233 also squares-out with 613 which ties to the all-time SPX high of 614 (6147).
As well 233 squares-out with December 21st, which 5 years ago was a very powerful Jupiter/Saturn conjunction.
If you check the major degrees forwards and backwards from this Dec 21st, 2020 Great Conjunction you will find many good turning points.
For example the Covid Crash low was 270 days/degrees prior.
The Dec top in 2021 was 360 degrees later (we had a top in Nov and Jan…Dec split the difference).
This week is the anniversary of the rally high in May 2008 prior to the Lehman Crash.

After the Bear Steans debacle in March 2008 the market rallied hard—the SPX advanced from 1257 to 1440. In 8 weeks.
I remember it well. The Street was convinced the worst was behind.
It was just ahead.
This feels like an echo of position of the market today.
The abyss has been averted. Right?
May 2008 was 17 years or 204 months ago.
Remarkably 204 is on the Cardinal Cross aligning with 233.
So we have a vibration between the NYSE and the pre-crash high in 2008 and this week.

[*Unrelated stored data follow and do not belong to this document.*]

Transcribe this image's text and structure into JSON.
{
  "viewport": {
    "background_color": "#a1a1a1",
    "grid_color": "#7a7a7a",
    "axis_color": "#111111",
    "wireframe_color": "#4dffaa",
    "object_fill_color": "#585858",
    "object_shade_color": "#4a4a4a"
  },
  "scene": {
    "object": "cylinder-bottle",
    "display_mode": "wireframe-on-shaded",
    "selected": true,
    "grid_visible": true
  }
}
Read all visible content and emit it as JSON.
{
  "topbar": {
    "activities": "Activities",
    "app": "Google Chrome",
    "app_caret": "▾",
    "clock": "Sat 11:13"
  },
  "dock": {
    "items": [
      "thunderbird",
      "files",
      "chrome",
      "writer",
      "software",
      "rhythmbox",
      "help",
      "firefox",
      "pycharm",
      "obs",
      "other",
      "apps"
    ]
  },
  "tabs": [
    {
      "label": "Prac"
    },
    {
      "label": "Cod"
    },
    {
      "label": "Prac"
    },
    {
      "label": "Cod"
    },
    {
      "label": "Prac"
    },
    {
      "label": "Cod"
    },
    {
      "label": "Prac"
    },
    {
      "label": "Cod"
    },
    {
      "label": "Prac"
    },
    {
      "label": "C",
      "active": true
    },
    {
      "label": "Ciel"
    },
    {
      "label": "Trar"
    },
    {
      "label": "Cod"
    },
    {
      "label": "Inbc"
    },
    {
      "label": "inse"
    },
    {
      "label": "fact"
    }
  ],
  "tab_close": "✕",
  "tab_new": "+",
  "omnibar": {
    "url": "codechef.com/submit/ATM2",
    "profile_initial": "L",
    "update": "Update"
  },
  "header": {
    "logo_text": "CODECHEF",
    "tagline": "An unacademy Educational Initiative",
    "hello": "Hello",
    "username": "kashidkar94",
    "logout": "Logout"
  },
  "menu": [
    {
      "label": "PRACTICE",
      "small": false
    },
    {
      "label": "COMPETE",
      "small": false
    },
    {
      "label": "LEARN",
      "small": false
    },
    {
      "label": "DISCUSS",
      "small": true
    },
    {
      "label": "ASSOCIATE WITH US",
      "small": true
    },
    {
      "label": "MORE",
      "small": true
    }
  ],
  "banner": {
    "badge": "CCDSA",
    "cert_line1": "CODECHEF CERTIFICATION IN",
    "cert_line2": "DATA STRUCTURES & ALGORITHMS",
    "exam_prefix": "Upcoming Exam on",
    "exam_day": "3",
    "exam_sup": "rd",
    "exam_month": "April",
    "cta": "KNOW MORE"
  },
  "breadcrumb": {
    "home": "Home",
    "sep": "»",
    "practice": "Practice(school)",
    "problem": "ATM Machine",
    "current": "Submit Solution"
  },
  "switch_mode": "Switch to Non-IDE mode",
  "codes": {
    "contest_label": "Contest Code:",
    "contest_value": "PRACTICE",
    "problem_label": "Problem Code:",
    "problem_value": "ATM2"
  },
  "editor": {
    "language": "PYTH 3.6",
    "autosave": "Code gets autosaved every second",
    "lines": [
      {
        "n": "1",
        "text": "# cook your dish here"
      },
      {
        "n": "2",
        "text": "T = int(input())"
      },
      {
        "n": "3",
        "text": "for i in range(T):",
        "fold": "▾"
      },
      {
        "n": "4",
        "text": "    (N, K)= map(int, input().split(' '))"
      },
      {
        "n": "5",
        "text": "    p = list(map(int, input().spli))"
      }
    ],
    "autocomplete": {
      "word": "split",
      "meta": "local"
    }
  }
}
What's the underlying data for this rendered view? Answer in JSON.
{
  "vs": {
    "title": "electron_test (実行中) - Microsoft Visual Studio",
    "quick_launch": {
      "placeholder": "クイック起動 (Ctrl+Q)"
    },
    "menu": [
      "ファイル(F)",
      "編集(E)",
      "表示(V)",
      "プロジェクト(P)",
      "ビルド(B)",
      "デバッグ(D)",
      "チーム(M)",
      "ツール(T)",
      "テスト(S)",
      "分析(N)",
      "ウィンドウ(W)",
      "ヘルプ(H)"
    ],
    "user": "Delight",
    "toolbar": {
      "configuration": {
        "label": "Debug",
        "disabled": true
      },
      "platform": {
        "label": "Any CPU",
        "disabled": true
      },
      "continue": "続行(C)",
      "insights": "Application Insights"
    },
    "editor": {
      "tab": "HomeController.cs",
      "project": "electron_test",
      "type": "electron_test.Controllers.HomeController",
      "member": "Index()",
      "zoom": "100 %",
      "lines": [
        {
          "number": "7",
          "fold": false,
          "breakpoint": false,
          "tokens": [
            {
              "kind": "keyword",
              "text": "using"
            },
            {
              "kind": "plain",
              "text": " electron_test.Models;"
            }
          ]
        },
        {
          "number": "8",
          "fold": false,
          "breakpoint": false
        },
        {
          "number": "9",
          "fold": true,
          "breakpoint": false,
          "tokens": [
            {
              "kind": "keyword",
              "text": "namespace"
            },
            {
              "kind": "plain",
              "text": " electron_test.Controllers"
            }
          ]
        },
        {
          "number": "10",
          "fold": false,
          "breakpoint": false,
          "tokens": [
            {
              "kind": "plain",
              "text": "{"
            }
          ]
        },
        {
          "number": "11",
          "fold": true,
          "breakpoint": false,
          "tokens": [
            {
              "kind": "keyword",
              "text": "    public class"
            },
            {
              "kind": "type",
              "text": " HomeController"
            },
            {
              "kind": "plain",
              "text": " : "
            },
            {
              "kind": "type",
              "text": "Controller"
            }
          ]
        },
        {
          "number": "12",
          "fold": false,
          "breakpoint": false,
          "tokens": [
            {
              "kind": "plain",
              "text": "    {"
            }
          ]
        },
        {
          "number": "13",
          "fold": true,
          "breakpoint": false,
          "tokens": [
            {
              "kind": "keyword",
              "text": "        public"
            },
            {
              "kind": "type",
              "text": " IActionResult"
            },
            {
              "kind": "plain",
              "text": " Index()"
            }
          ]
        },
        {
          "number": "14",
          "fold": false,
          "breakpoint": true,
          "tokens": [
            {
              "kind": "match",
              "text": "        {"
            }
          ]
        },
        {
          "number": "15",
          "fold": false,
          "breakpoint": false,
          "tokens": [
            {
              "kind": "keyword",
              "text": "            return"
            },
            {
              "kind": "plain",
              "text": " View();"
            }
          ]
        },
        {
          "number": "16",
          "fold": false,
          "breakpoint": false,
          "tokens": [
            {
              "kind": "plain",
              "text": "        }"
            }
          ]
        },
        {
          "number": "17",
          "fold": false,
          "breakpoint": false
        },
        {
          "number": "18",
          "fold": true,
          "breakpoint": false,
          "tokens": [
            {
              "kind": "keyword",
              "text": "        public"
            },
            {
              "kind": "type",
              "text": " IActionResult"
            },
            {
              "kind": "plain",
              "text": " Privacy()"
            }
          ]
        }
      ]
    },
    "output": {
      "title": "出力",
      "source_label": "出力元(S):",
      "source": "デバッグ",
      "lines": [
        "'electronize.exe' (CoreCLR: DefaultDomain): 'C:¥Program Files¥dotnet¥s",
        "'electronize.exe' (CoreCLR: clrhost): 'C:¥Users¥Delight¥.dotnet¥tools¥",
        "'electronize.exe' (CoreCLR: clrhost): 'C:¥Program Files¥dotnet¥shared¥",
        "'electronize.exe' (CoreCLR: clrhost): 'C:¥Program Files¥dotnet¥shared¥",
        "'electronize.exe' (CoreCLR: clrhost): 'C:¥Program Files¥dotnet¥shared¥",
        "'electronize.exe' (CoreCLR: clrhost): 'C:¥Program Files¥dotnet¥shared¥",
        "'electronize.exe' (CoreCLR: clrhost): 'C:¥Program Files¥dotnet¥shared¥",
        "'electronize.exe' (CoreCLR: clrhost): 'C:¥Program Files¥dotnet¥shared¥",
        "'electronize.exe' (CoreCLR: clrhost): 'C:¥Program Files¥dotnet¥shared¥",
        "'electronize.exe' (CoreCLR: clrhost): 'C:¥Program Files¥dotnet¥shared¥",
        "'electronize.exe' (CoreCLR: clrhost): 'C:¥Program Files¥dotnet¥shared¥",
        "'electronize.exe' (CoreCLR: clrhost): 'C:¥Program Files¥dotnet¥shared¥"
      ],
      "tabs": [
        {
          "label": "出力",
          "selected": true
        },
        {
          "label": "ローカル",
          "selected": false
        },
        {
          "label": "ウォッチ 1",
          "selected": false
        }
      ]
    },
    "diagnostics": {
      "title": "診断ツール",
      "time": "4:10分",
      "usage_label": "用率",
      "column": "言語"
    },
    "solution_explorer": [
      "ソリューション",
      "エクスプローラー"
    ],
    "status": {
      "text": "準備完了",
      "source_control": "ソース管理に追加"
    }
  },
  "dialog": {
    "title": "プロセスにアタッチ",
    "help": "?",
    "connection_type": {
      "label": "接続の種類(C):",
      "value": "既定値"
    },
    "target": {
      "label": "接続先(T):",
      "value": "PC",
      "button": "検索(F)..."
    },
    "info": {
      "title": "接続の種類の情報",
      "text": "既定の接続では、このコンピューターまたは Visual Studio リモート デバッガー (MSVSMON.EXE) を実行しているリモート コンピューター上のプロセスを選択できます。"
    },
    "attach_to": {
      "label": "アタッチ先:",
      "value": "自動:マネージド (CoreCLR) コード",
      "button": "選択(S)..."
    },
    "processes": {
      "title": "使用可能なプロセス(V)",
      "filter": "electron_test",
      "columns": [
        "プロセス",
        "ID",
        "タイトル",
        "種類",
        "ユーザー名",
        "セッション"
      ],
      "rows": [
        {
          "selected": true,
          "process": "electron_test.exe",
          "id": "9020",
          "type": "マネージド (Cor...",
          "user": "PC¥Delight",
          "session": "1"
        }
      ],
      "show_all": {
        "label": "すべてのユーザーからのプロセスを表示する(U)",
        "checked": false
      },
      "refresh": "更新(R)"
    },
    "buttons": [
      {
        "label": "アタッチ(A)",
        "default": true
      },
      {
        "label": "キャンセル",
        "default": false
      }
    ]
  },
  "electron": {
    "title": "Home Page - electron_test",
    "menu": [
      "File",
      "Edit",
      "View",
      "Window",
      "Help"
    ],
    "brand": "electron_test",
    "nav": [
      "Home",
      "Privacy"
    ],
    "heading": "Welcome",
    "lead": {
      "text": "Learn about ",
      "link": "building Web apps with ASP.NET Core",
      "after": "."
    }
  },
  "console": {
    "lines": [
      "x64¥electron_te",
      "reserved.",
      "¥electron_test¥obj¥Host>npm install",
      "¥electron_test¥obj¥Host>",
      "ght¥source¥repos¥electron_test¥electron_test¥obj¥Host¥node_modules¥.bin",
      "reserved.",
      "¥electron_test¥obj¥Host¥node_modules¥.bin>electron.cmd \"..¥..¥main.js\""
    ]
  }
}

I am not an astrologer, but a friend of mine is a renowned astrologer and has this to say before I mentioned anything:
“the cosmic weather id due produce dramatic alterations in markets. The Sun and Uranus have annual alignment but this Friday triggers major points in President Trump’s chart. While he is known for outrageous statements, this week could exceed even his personal best.
Simultaneously, the NYSE celebrates its birthday. It’s solar return chart is UNLIKE ANY PREVIOUS one with Uranus (shocks and surprises) exactly on its solar position.
In sum, the presumption is for a trend change and unexpected turbulence
It will be the nature of any pullback—whether it is impulsive or corrective that will tell us much about the complexion of the market.